Beat / Wie wichtig war die Gründung eures eigenen Studios 1989?

Paul Oakey / Es war eine wichtige Entscheidung. Ich weiß aber nicht, ob es auch eine gute war (lacht). Es hat uns auf einen einzigen Ort festgelegt. Vorher hatten wir in verschiedenen anderen Studios aufgenommen, was unsere Horizonte beträchtlich erweitert hat.

Beat / Es hatte also nichts damit zu tun, dass ihr eure eigene Stimme finden wolltet?

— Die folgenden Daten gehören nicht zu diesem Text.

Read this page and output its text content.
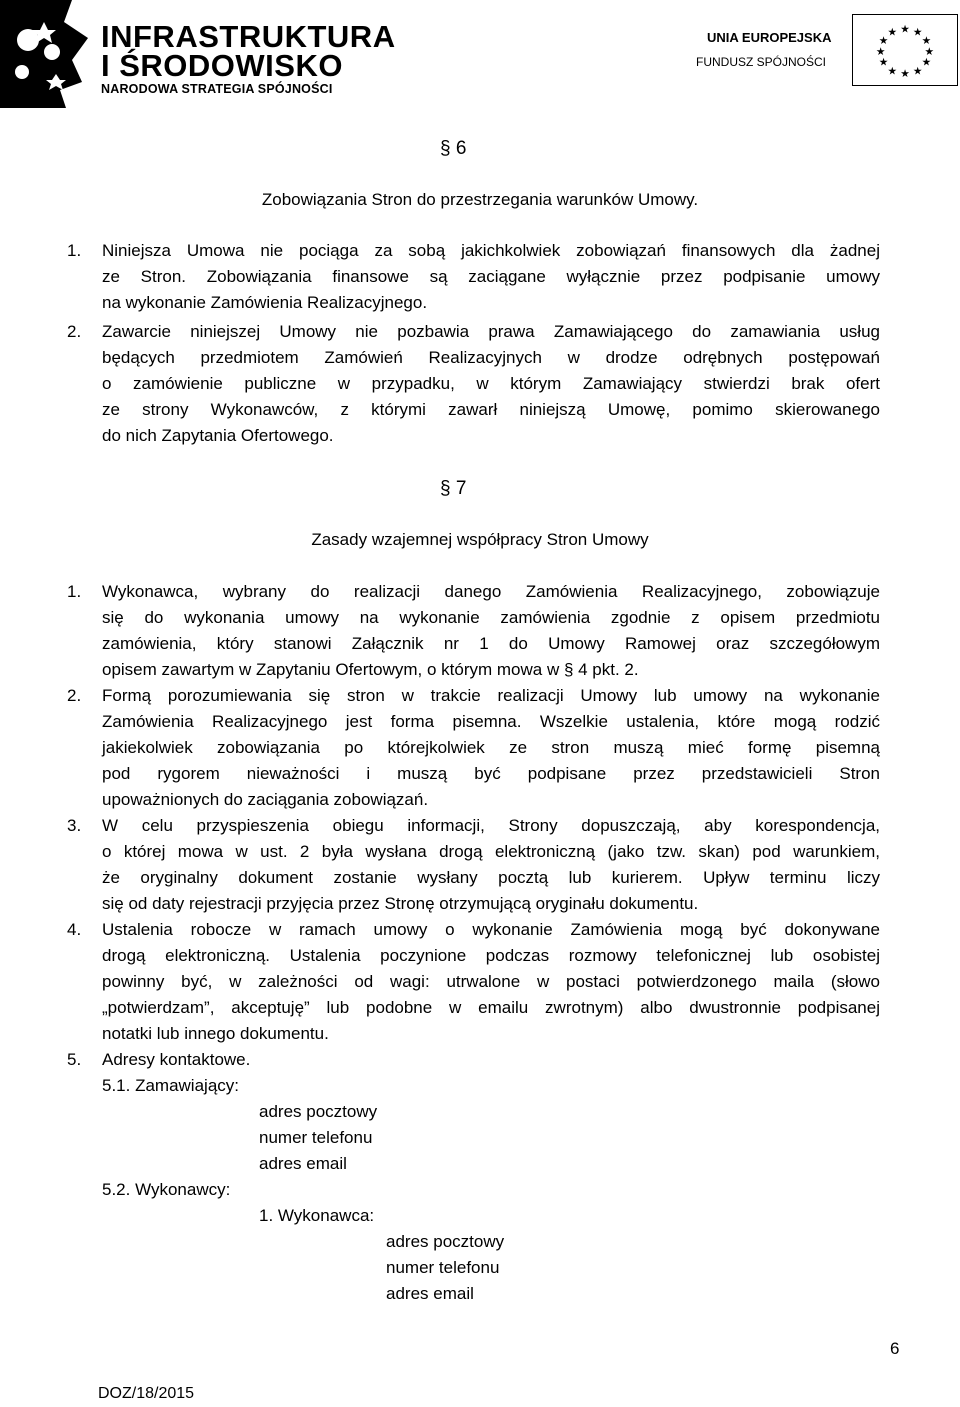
INFRASTRUKTURA
I ŚRODOWISKO
NARODOWA STRATEGIA SPÓJNOŚCI
UNIA EUROPEJSKA
FUNDUSZ SPÓJNOŚCI
★ ★
★
★
★
★
★
★
★
★
★
★
§ 6
Zobowiązania Stron do przestrzegania warunków Umowy.
1. Niniejsza Umowa nie pociąga za sobą jakichkolwiek zobowiązań finansowych dla żadnej
ze Stron. Zobowiązania finansowe są zaciągane wyłącznie przez podpisanie umowy
na wykonanie Zamówienia Realizacyjnego.
2. Zawarcie niniejszej Umowy nie pozbawia prawa Zamawiającego do zamawiania usług
będących przedmiotem Zamówień Realizacyjnych w drodze odrębnych postępowań
o zamówienie publiczne w przypadku, w którym Zamawiający stwierdzi brak ofert
ze strony Wykonawców, z którymi zawarł niniejszą Umowę, pomimo skierowanego
do nich Zapytania Ofertowego.
§ 7
Zasady wzajemnej współpracy Stron Umowy
1. Wykonawca, wybrany do realizacji danego Zamówienia Realizacyjnego, zobowiązuje
się do wykonania umowy na wykonanie zamówienia zgodnie z opisem przedmiotu
zamówienia, który stanowi Załącznik nr 1 do Umowy Ramowej oraz szczegółowym
opisem zawartym w Zapytaniu Ofertowym, o którym mowa w § 4 pkt. 2.
2. Formą porozumiewania się stron w trakcie realizacji Umowy lub umowy na wykonanie
Zamówienia Realizacyjnego jest forma pisemna. Wszelkie ustalenia, które mogą rodzić
jakiekolwiek zobowiązania po którejkolwiek ze stron muszą mieć formę pisemną
pod rygorem nieważności i muszą być podpisane przez przedstawicieli Stron
upoważnionych do zaciągania zobowiązań.
3. W celu przyspieszenia obiegu informacji, Strony dopuszczają, aby korespondencja,
o której mowa w ust. 2 była wysłana drogą elektroniczną (jako tzw. skan) pod warunkiem,
że oryginalny dokument zostanie wysłany pocztą lub kurierem. Upływ terminu liczy
się od daty rejestracji przyjęcia przez Stronę otrzymującą oryginału dokumentu.
4. Ustalenia robocze w ramach umowy o wykonanie Zamówienia mogą być dokonywane
drogą elektroniczną. Ustalenia poczynione podczas rozmowy telefonicznej lub osobistej
powinny być, w zależności od wagi: utrwalone w postaci potwierdzonego maila (słowo
„potwierdzam”, akceptuję” lub podobne w emailu zwrotnym) albo dwustronnie podpisanej
notatki lub innego dokumentu.
5. Adresy kontaktowe.
5.1. Zamawiający:
adres pocztowy
numer telefonu
adres email
5.2. Wykonawcy:
1. Wykonawca:
adres pocztowy
numer telefonu
adres email
6
DOZ/18/2015
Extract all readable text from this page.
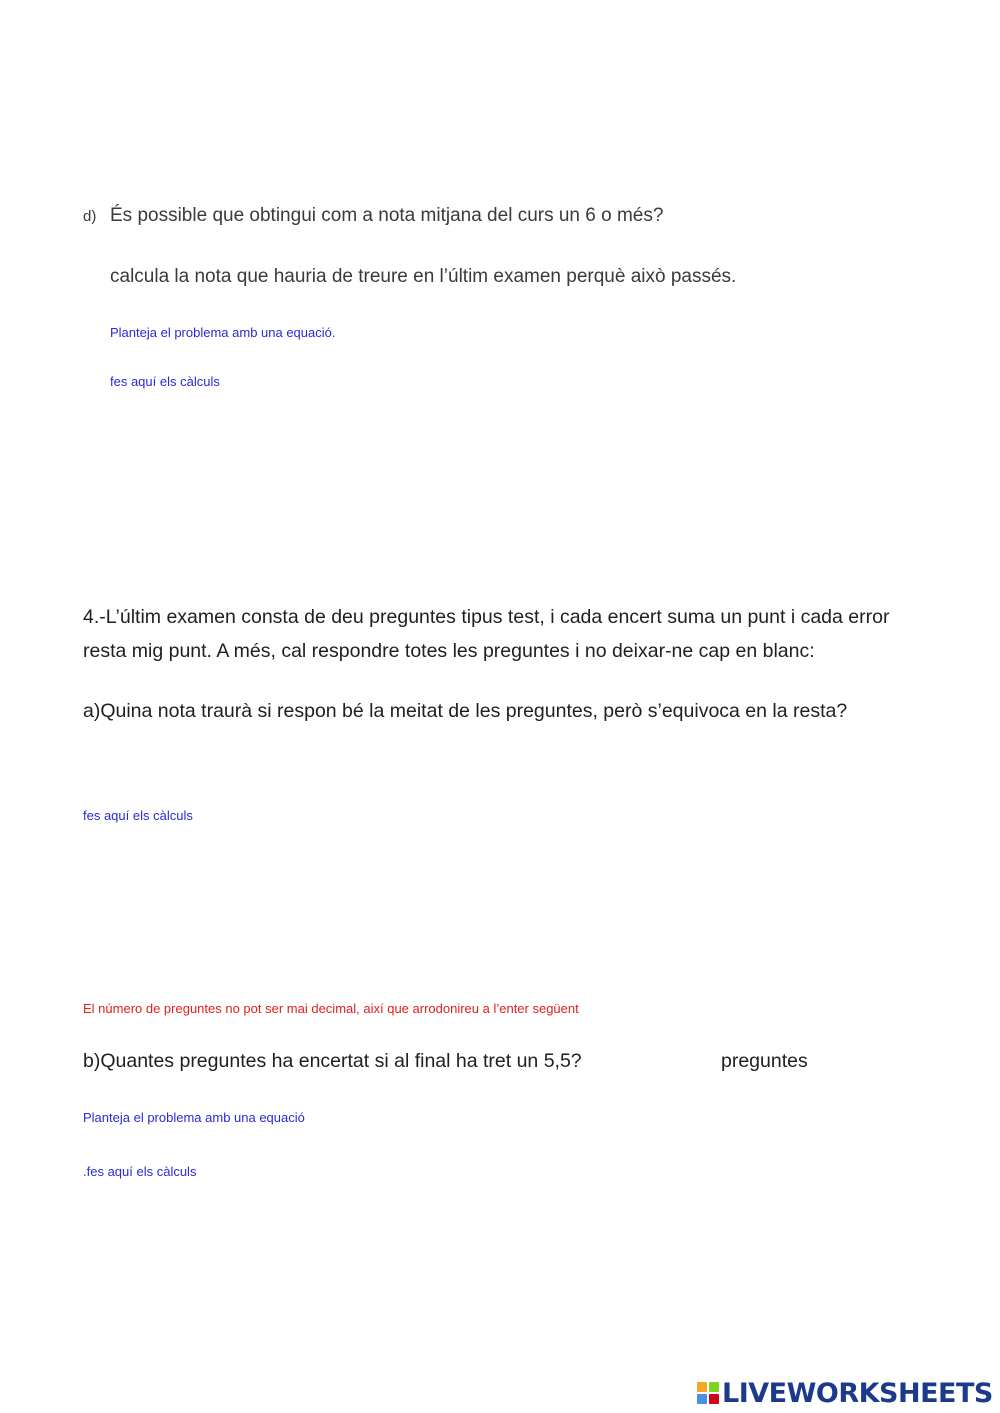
d) És possible que obtingui com a nota mitjana del curs un 6 o més?
calcula la nota que hauria de treure en l’últim examen perquè això passés.
Planteja el problema amb una equació.
fes aquí els càlculs
4.-L’últim examen consta de deu preguntes tipus test, i cada encert suma un punt i cada error
resta mig punt. A més, cal respondre totes les preguntes i no deixar-ne cap en blanc:
a)Quina nota traurà si respon bé la meitat de les preguntes, però s’equivoca en la resta?
fes aquí els càlculs
El número de preguntes no pot ser mai decimal, així que arrodonireu a l’enter següent
b)Quantes preguntes ha encertat si al final ha tret un 5,5?	preguntes
Planteja el problema amb una equació
.fes aquí els càlculs
LIVEWORKSHEETS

Paul Oakey / Nein, die Gründe waren rein finanzieller Natur. Meine eigene Stimme hatte ich bereits Weihnachten 1978 gefunden. Damals sind alle verreist und ich bin zuhause geblieben und habe mit Synthesizern gearbeitet. Ich hatte ein System 100 und einen Sequencer und war glücklich. Wenn ich hingegen ein richtiges Studio betrete, bin ich sofort irritiert. Ich mag keine Mischpulte. Was mir gefällt, ist an furchterregenden Sounds zu basteln und auch das Schreiben der Texte und Melodien macht mir nichts aus. Aber ich überlasse es lieber anderen zu entscheiden, ob die Hi-Hat in Takt neunzig laut genug ist.